Le rebond des prix du pétrole modifie le paradigme des marchés

Donald Trump a-t-il entériné la fin du pétrole peu cher? L’annonce par la Maison Blanche d’une sortie des Etats-Unis de l’accord sur le nucléaire iranien dans des conditions plus dures qu’attendu a en tous cas fait remonter le cours de l’or noir à ses plus hauts niveaux depuis fin 2014. Si les marchés avaient intégré une «prime de risque géopolitique», depuis les sanctions imposées le 6 avril par les Etats-Unis envers la Russie, les cours du brut WTI et du Brent ont dépassé les 70 et 76 dollars par baril mercredi. «La production de pétrole iranienne s’est accrue d’environ 1 million de barils jour (bpj) depuis la levée des sanctions l’an dernier. Il y a des craintes que le retour des sanctions sur le cinquième producteur mondial fasse baisser la production mondiale de 300 à 600.000 bpj l’an prochain et intensifie les tensions sur les prix», explique ainsi Oxford Economics.
Période de wind-down de 180 jours
Ce regain de tensions géopolitiques intervient en outre dans un contexte de réduction mondiale de la production depuis l’accord passé entre les pays de l’Opep et la Russie qui l’a fait chuter d’environ 2 millions de bpj depuis 2016, ainsi que les stocks, alors que la demande progresse. Mohammad Sanusi Barkindo, secrétaire général de l’Organisation a d’ailleurs indiqué dès mardi à Reuters que ses efforts pour stabiliser le marché seront maintenus, malgré les mesures prises par les Etats-Unis. La crise au Venezuela a aussi entraîné une chute de sa production de 25% au premier trimestre à 1,7 million de bpj, son plus bas niveau depuis trente ans. Selon Reuters, l’Arabie saoudite vise des prix du pétrole entre 80 et 100 dollars qui satisferaient aussi la Russie, visée par des sanctions américaines.

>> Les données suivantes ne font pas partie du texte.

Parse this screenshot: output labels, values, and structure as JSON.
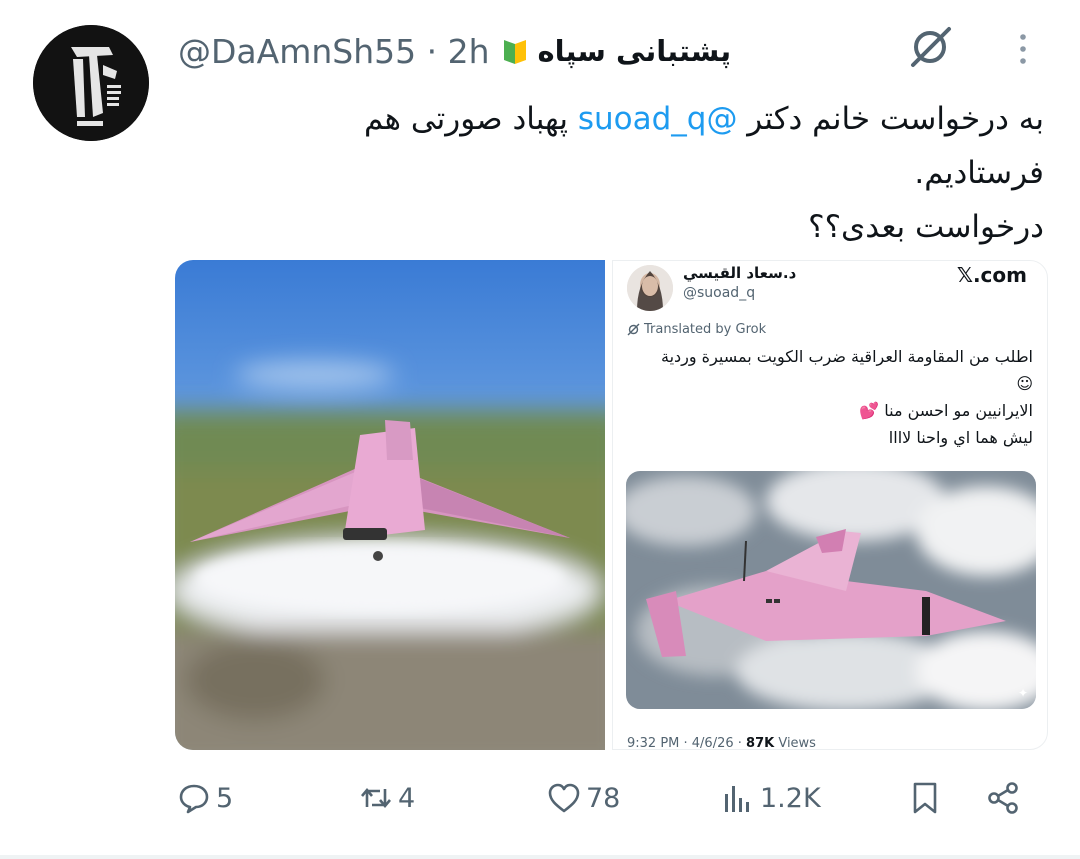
{
  "tweet": {
    "display_name": "پشتبانی سپاه",
    "badge_icon": "green-yellow-shield-badge-icon",
    "handle": "@DaAmnSh55",
    "separator": "·",
    "time": "2h",
    "text_line1_before": "به درخواست خانم دکتر ",
    "text_mention": "@suoad_q",
    "text_line1_after": " پهباد صورتی هم",
    "text_line2": "فرستادیم.",
    "text_line3": "درخواست بعدی؟؟",
    "mention_color": "#1d9bf0"
  },
  "embedded_post": {
    "author_name": "د.سعاد القيسي",
    "author_handle": "@suoad_q",
    "site_label": "𝕏.com",
    "translated_label": "Translated by Grok",
    "line1": "اطلب من المقاومة العراقية ضرب الكويت بمسيرة وردية",
    "line2": "☺",
    "line3": "الايرانيين مو احسن منا 💕",
    "line4": "ليش هما اي واحنا لاااا",
    "timestamp": "9:32 PM · 4/6/26 · ",
    "views_count": "87K",
    "views_label": " Views"
  },
  "actions": {
    "replies": "5",
    "reposts": "4",
    "likes": "78",
    "views": "1.2K"
  },
  "icons": {
    "grok": "grok-icon",
    "more": "more-vertical-icon",
    "reply": "reply-icon",
    "repost": "repost-icon",
    "like": "heart-icon",
    "views": "views-bar-icon",
    "bookmark": "bookmark-icon",
    "share": "share-icon"
  },
  "colors": {
    "text_primary": "#0f1419",
    "text_secondary": "#536471",
    "link": "#1d9bf0",
    "drone_pink": "#e6a0c8"
  }
}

Le marché n’envisage pas de crise pétrolière. Deutsche Bank rappelle «la période de wind-down de 180 jours sur les transactions liées au pétrole» et estime que «la production et les exportations ne devraient pas chuter avant novembre». Washington cherche d’ici là à convaincre un certain nombre de pays comme l’Arabie saoudite, d’accroître leurs exportations pour compenser la baisse de l’offre de l’Iran. L’Agence internationale de l'énergie (AIE) a estimé mercredi que l’Iran respecte actuellement les dispositions de l’accord sur son programme nucléaire, tandis que la Russie, la Chine, la France, et l’Allemagne se sont montrées déterminées à respecter cet accord, ce qui les expose à de potentielles sanctions américaines.
Point haut depuis 2014
Les niveaux de prix du pétrole sont supérieurs d’environ 20 dollars à leur moyenne enregistrée l’an dernier et en hausse de 50 dollars depuis leur point bas de début 2016, avec une hausse du prix moyen du baril qui atteint 16% en euro et 33% en dollar depuis un an. «Des prix du pétrole plus élevés constituent un risque pour les perspectives de croissance et d’inflation. Dans le cas où ils atteindraient 85 dollars au deuxième semestre de l’année et se stabiliseraient à ce niveau jusqu’à fin 2020, le PIB mondial serait inférieur de 0,6% à ses prévisions actuelles en 2020, alors que l’inflation dépasserait d’un point ses prévisions début 2019, et les rendements de 50 pb», estime Oxford Economics.
Le consensus anticipe une remontée de l’inflation américaine de 2,1% en 2017 à 2,5% cette année du fait de l’accélération de la croissance, mais à un niveau limité de 1,3% en zone euro. Les marchés se montrent pourtant déjà plus optimistes pour les deux zones, avec des points morts d’inflation à 10 ans qui ont progressé d’environ 50 pb depuis juin 2017, et sont revenus à leurs plus hauts niveaux depuis 2014, tant en Allemagne et qu’aux Etats-Unis. L’écart d’anticipations d’inflation entre les deux zones pourrait ainsi se réduire si le dollar poursuit son rebond face à l’euro, dans un contexte de maintien de conditions monétaires accommodantes de la BCE pendant au moins un an supplémentaire, et d’accélération du rythme de normalisation monétaire de la Fed anticipé au cours des prochains mois.
Le rebond des prix du pétrole est particulièrement dangereux pour les pays émergents. Si la faiblesse du dollar leur a jusqu’ici permis de baisser les taux et conserver des conditions attractives, favorables aux entrées de capitaux, la forte dépréciation de leurs devises depuis un mois les expose à la résurgence de l’inflation. Pour y répondre, ils pourraient ainsi être contraints de resserrer leurs politiques monétaires au détriment de l’activité, ou de se livrer à des interventions coûteuses sur le marché des changes.